One size rarely fits all. And mileage always varies.
Especially in business but also in life.
I’ve actually found that it’s the quickest way to disillusion and then misery.
Your path might be the one true way for you, but not for me.
Your experience is likely not mine.
Your situation or setup is not mine.
Your beliefs, values, perspective are not always mine.
However, if I ask for yours, I’ll put it in the spreadsheet of my mind I use to make my own decisions, on my own path.
Yes, I may fail and make mistakes, but I’m determined to learn something from them.
I’ve often learned making my own mistakes is the key to unlocking what my happiness and joy is, for me.
When someone asks me my opinion or advice, I consciously try to default to what EO preaches in our forum groups … and simply share my experiences, and not advice.
Yes, sometimes I want your advice and you might want mine. Sometimes, I may ask you to tell me exactly what you think, or how you’d do it in my shoes.
With folly, I too often ask though, “If you were me, what would you do?”
But you’re not me. You’re you.
And if I do it exactly like you, I’m living your life, through the lense of your decisions, beliefs, philosophies and past … and not my own.
I will listen intently though and ask clarifying questions. I do that but it’s not to live your life, it’s to inform mine.
I weigh that input with what else I’ve learned to make the best decision for me.
And that’s helped me stay on the right path, my path.
I’ve been guilty of much of this though. When I blog (like this), tweet, take a call or do a talk, I say it all with deep conviction of belief … but it’s ALL based on my unique experiences. That’s my constant asterisk and disclaimer though as it should be.
And some of those experiences have, can and will change as I experience new things, ways, approaches and paths.
But many of us DO want to be told and directed what to do and I’ll admit, sometimes, I do too, especially with someone with more experience than me.
But knowing that I’m truly asking for experiences in deciding my own path, however they may come out helps in truly finding my own, is essential to sorting yours from mine. So now I know when I ask someone to share their opinion, advice, experiences or conviction, and they do so rather passionately or forcefully with me, it is merely their experiences baked in a crust of advice.

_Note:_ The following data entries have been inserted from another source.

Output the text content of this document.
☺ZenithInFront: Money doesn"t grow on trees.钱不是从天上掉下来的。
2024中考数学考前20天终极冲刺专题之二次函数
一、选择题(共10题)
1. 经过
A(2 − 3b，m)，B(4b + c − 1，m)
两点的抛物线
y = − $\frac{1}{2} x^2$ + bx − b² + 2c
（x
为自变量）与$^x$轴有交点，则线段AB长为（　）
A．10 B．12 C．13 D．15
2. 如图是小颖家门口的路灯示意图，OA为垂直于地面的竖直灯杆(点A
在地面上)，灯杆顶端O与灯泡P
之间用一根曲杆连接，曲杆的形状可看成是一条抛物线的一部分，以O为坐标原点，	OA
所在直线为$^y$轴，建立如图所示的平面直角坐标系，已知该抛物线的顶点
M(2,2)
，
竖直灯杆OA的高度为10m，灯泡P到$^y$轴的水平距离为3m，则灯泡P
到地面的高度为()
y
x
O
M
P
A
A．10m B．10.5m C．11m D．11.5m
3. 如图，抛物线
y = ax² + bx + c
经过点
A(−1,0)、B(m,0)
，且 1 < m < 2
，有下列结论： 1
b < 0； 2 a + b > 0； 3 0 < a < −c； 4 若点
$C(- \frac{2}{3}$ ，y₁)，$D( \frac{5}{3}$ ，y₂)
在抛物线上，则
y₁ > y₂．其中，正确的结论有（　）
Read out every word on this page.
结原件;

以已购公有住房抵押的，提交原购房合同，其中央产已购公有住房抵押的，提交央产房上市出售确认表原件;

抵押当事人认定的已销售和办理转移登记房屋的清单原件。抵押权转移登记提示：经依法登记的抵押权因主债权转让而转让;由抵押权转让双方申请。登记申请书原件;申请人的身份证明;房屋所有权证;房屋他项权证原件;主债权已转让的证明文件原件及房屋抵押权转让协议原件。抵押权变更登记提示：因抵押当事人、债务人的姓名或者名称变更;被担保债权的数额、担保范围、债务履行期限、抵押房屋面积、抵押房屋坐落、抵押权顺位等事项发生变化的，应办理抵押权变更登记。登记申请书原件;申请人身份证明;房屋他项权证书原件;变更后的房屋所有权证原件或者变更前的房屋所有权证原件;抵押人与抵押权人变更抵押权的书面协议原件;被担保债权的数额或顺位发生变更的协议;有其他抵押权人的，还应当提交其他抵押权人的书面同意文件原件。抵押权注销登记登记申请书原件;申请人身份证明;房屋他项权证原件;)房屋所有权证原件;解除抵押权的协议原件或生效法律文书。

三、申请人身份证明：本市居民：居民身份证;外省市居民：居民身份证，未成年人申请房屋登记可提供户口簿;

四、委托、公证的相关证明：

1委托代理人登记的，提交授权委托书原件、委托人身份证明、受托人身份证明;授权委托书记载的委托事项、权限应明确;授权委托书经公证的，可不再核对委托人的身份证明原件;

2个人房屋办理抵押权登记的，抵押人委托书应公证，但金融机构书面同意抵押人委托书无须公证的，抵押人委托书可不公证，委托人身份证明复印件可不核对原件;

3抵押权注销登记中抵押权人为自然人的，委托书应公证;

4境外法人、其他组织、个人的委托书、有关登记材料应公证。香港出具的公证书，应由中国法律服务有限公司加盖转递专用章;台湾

The best gold nuggets and informative, enriching experiences I’ve heard though is down in the deep core of it — the memories, experiences and stories, without me ever being a character in it. I’m simply hearing a good story.
When someone shares their experiences and emotions and reasons behind their path, without that deep-fried advice, it should sound more like, “I did X, because of Y, and Z is what happened.”
When it comes out like this, I can take my own truth from it and apply it appropriately.
This has given me immense freedom to be and do me. And to find the right path for me.
Only then, can I safely say:
I found and choose my own path …
… one that was mostly informed, sometimes guided, by all the experiences of others who graciously shared theirs with me.